Doenças haja que remédios não faltam.
Para bronquite, é um porrete cuspir o doente na boca de um peixe vivo e soltá-lo:
o mal se vai com o peixe água abaixo…
Para “quebranto de ossos”, já não é tão simples a medicação. Tomam-se três
contas de rosário, três galhos de alecrim, três limas de bico, três iscas de palma benta,
três raminhos de arruda, três ovos de pata preta (com casca; sem casca desanda) e um
saquinho de picumã; mete-se tudo numa gamela d’água e banha-se naquilo o doente,
fazendo-o tragar três goles da zurrapa. É infalível!
O específico da brotoeja consiste em cozimento de beiço de pote para lavagens.
Ainda há aqui um pormenor de monta; é preciso que antes do banho a mãe do doente
molhe na água a ponta de sua trança. As brotoejas saram como por encanto.
Para dor de peito que “responde na cacunda”, cataplasma de “jasmim de
cachorro” é um porrete.
Além desta alopatia, para a qual contribui tudo quanto de mais repugnante e
inócuo existe na natureza, há a medicação simpática, baseada na influição misteriosa de
objetos, palavras e atos sobre o corpo humano.

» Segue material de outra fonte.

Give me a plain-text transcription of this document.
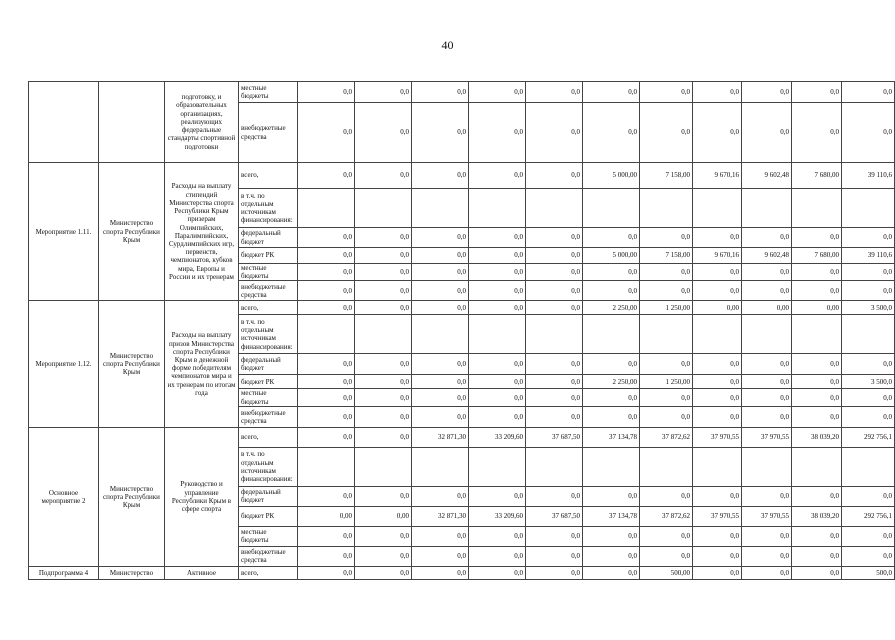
40
		подготовку, и образовательных организациях, реализующих федеральные стандарты спортивной подготовки	местные бюджеты	0,0	0,0	0,0	0,0	0,0	0,0	0,0	0,0	0,0	0,0	0,0
			внебюджетные средства	0,0	0,0	0,0	0,0	0,0	0,0	0,0	0,0	0,0	0,0	0,0
Мероприятие 1.11.	Министерство спорта Республики Крым	Расходы на выплату стипендий Министерства спорта Республики Крым призерам Олимпийских, Паралимпийских, Сурдлимпийских игр, первенств, чемпионатов, кубков мира, Европы и России и их тренерам	всего,	0,0	0,0	0,0	0,0	0,0	5 000,00	7 158,00	9 670,16	9 602,48	7 680,00	39 110,6
			в т.ч. по отдельным источникам финансирования:											
			федеральный бюджет	0,0	0,0	0,0	0,0	0,0	0,0	0,0	0,0	0,0	0,0	0,0
			бюджет РК	0,0	0,0	0,0	0,0	0,0	5 000,00	7 158,00	9 670,16	9 602,48	7 680,00	39 110,6
			местные бюджеты	0,0	0,0	0,0	0,0	0,0	0,0	0,0	0,0	0,0	0,0	0,0
			внебюджетные средства	0,0	0,0	0,0	0,0	0,0	0,0	0,0	0,0	0,0	0,0	0,0
Мероприятие 1.12.	Министерство спорта Республики Крым	Расходы на выплату призов Министерства спорта Республики Крым в денежной форме победителям чемпионатов мира и их тренерам по итогам года	всего,	0,0	0,0	0,0	0,0	0,0	2 250,00	1 250,00	0,00	0,00	0,00	3 500,0
			в т.ч. по отдельным источникам финансирования:											
			федеральный бюджет	0,0	0,0	0,0	0,0	0,0	0,0	0,0	0,0	0,0	0,0	0,0
			бюджет РК	0,0	0,0	0,0	0,0	0,0	2 250,00	1 250,00	0,0	0,0	0,0	3 500,0
			местные бюджеты	0,0	0,0	0,0	0,0	0,0	0,0	0,0	0,0	0,0	0,0	0,0
			внебюджетные средства	0,0	0,0	0,0	0,0	0,0	0,0	0,0	0,0	0,0	0,0	0,0
Основное мероприятие 2	Министерство спорта Республики Крым	Руководство и управление Республики Крым в сфере спорта	всего,	0,0	0,0	32 871,30	33 209,60	37 687,50	37 134,78	37 872,62	37 970,55	37 970,55	38 039,20	292 756,1
			в т.ч. по отдельным источникам финансирования:											
			федеральный бюджет	0,0	0,0	0,0	0,0	0,0	0,0	0,0	0,0	0,0	0,0	0,0
			бюджет РК	0,00	0,00	32 871,30	33 209,60	37 687,50	37 134,78	37 872,62	37 970,55	37 970,55	38 039,20	292 756,1
			местные бюджеты	0,0	0,0	0,0	0,0	0,0	0,0	0,0	0,0	0,0	0,0	0,0
			внебюджетные средства	0,0	0,0	0,0	0,0	0,0	0,0	0,0	0,0	0,0	0,0	0,0
Подпрограмма 4	Министерство	Активное	всего,	0,0	0,0	0,0	0,0	0,0	0,0	500,00	0,0	0,0	0,0	500,0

O ritual bizantino dentro de cujas maranhas os filhos do Jeca vêm ao mundo, e do
qual não há fugir sob pena de gravíssimas conseqüências futuras, daria um in-fólio
d’alto fôlego ao Sílvio Romero bastante operoso que se propusesse a compendiá-lo.
Num parto difícil nada tão eficaz como engolir três caroços de feijão mouro, de
passo que a parturiente veste pelo avesso a camisa do marido e põe na cabeça, também
pelo avesso, o seu chapéu. Falhando esta simpatia, há um derradeiro recurso: colar no
ventre encruado a imagem de S. Benedito.
Nesses momentos angustiosos outra mulher não penetre no recinto sem primeiro
defumar-se ao fogo, nem traga na mão caça ou peixe. A criança morreria pagã. A
omissão de qualquer destes preceitos fará chover mil desgraças na cabeça do chorincas
recém- nascido.
A posse de certos objetos confere dotes sobrenaturais. A invulnerabilidade às
facadas ou cargas de chumbo é obtida graças à flor da samambaia.

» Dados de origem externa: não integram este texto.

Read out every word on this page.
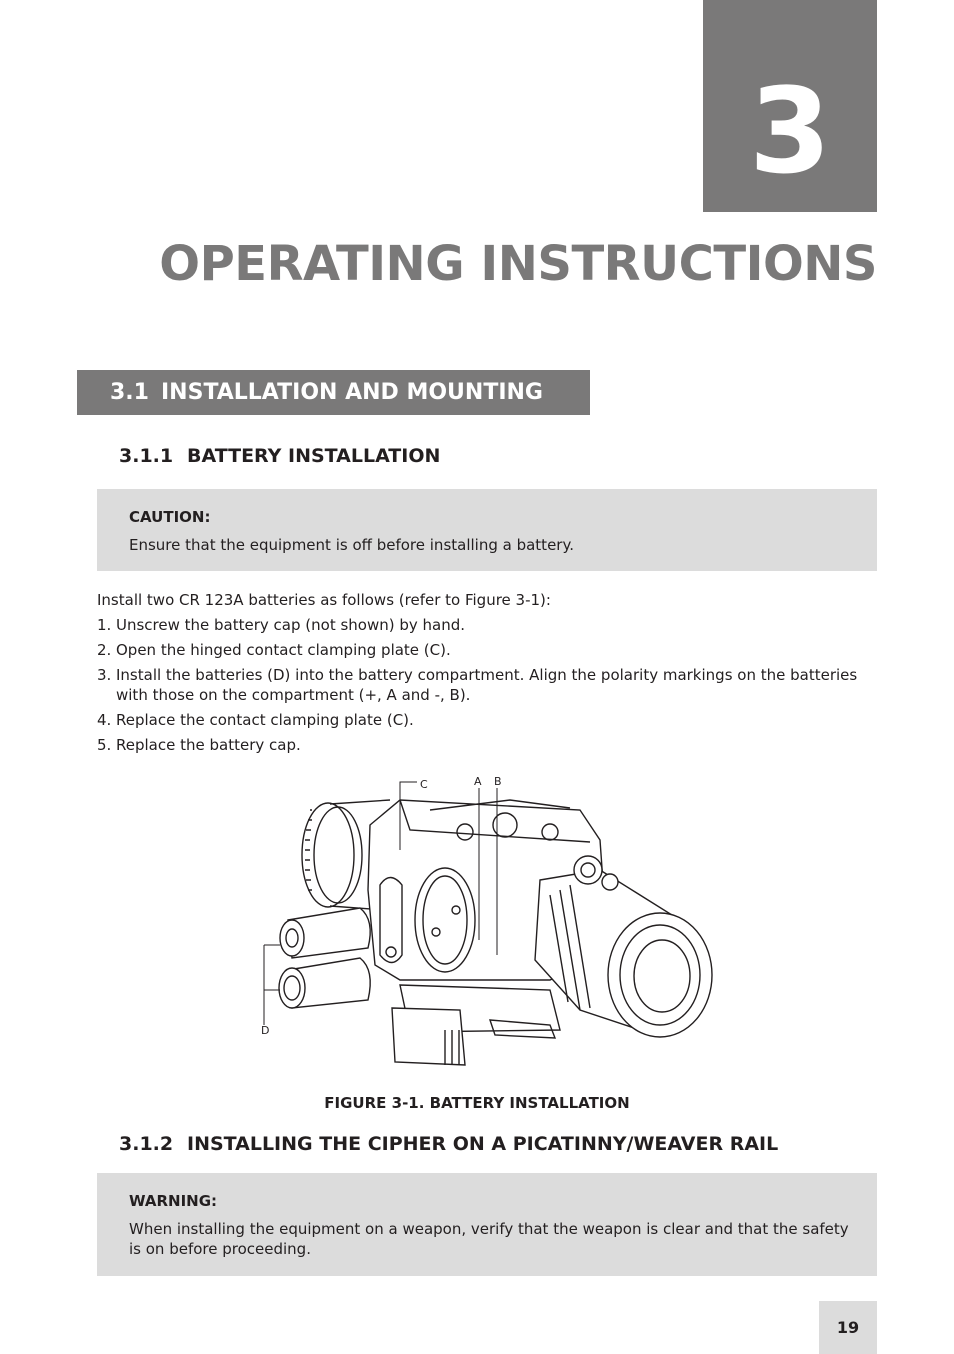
3
OPERATING INSTRUCTIONS
3.1 INSTALLATION AND MOUNTING
3.1.1 BATTERY INSTALLATION
CAUTION:
Ensure that the equipment is off before installing a battery.
Install two CR 123A batteries as follows (refer to Figure 3-1):
1. Unscrew the battery cap (not shown) by hand.
2. Open the hinged contact clamping plate (C).
3. Install the batteries (D) into the battery compartment. Align the polarity markings on the batteries with those on the compartment (+, A and -, B).
4. Replace the contact clamping plate (C).
5. Replace the battery cap.
C	A B
D
FIGURE 3-1. BATTERY INSTALLATION
3.1.2 INSTALLING THE CIPHER ON A PICATINNY/WEAVER RAIL
WARNING:
When installing the equipment on a weapon, verify that the weapon is clear and that the safety is on before proceeding.
19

Esta planta, conta Jeca, só floresce uma vez por ano, e só produz em cada
samambaial uma flor. Isto à meia noite, no dia de S. Bartolomeu. É preciso ser muito
esperto para colhê-la, porque também o diabo anda à cata. Quem consegue pegar uma,
ouve logo um estouro e tonteia ao cheiro de enxofre – mas livra-se de faca e chumbo
pelo resto da vida.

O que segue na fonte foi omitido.